Dams already under construction in the Amazon have been hugely controversial. The €11 billion Belo Monte dam on the Xingu, which when finished will be the third biggest in the world, will flood hundreds of square kilometres of rainforest, forcing thousands of forest dwellers to relocate, including several indigenous communities. Many say they will resist efforts to displace them.

While locals are removed, thousands of construction workers are brought in to remote jungle regions where forest is cleared for access roads and the transmission lines that will transport the energy to the country’s population centres.

A report by Imazon warns that the government is not taking into account the full environmental impact of dams in the Amazon, calculating that 153 million tonnes of carbon will be released by the deforestation they cause. “The government is promoting a model of energy production without having all the data on the environmental impact,” warns Santos.

But supporters of hydro-plants defend their benefits. “The country will need this energy so it has to come from somewhere and it is self-evident that hydro is environmentally friendlier than oil or gas fired stations.

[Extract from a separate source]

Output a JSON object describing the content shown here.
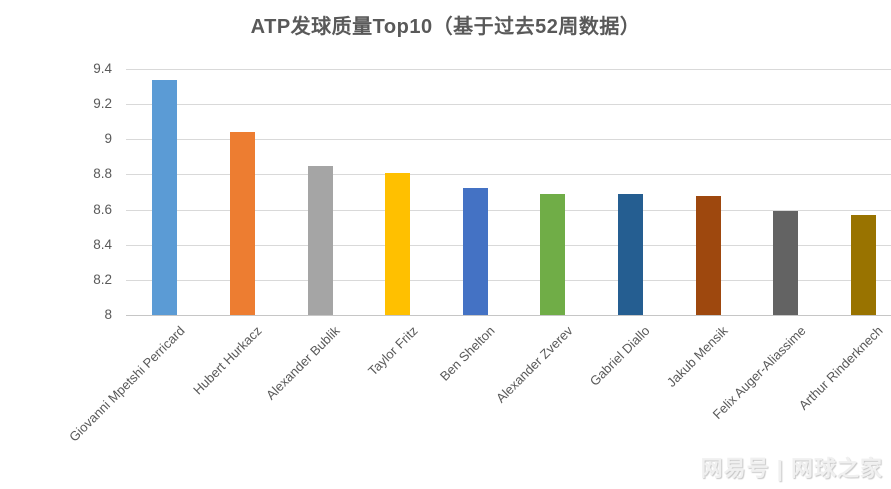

The fuel is water,” says José Gelázio da Rocha, the engineer who supervised construction of the giant Itaipú dam on the Paraná river. But water is not the only fuel Brazil is seeking to harness in the Amazon. The region is also the focus of a gathering effort to exploit oil and gas reserves, often found in its deepest reaches. Marcio Rocha Mello, head of independent Brazilian oil company HRT, says the region could hold reserves equivalent to Algeria and Libya of over 100 billion barrels of oil.

Getting all this energy from deep under the forest floor to consumers thousands of kilometres away risks creating new spots of industrialisation in the heart of the jungle. Environmentalists point to the dismal environmental record of oil companies operating in the Amazon in neighbouring Ecuador.

But energy self-sufficiency is an obsession of Brazilian planners. It was dependence on imports at the time of the oil shocks in the 1970s that helped derail economic growth for the best part of two decades. Electricity blackouts in 2001 helped pave the way for the defeat of the government in elections held a year later.

Environmentalists warn this tension between preservation and development in regions like the Amazon is likely to remain so long as most developing governments seek to provide a western consumer lifestyle for their citizens.

“If we just think in economic terms then Brazil has to grow so as not to fall behind the rest of the world,” says Imazon’s Santos.

“This means increasing consumption, upping production and all this will require more energy. Where is the government going to find this? Amazonia. Hopefully Rio+20 can help change this strictly economic optic so that the economy has to take account of the environment and people.”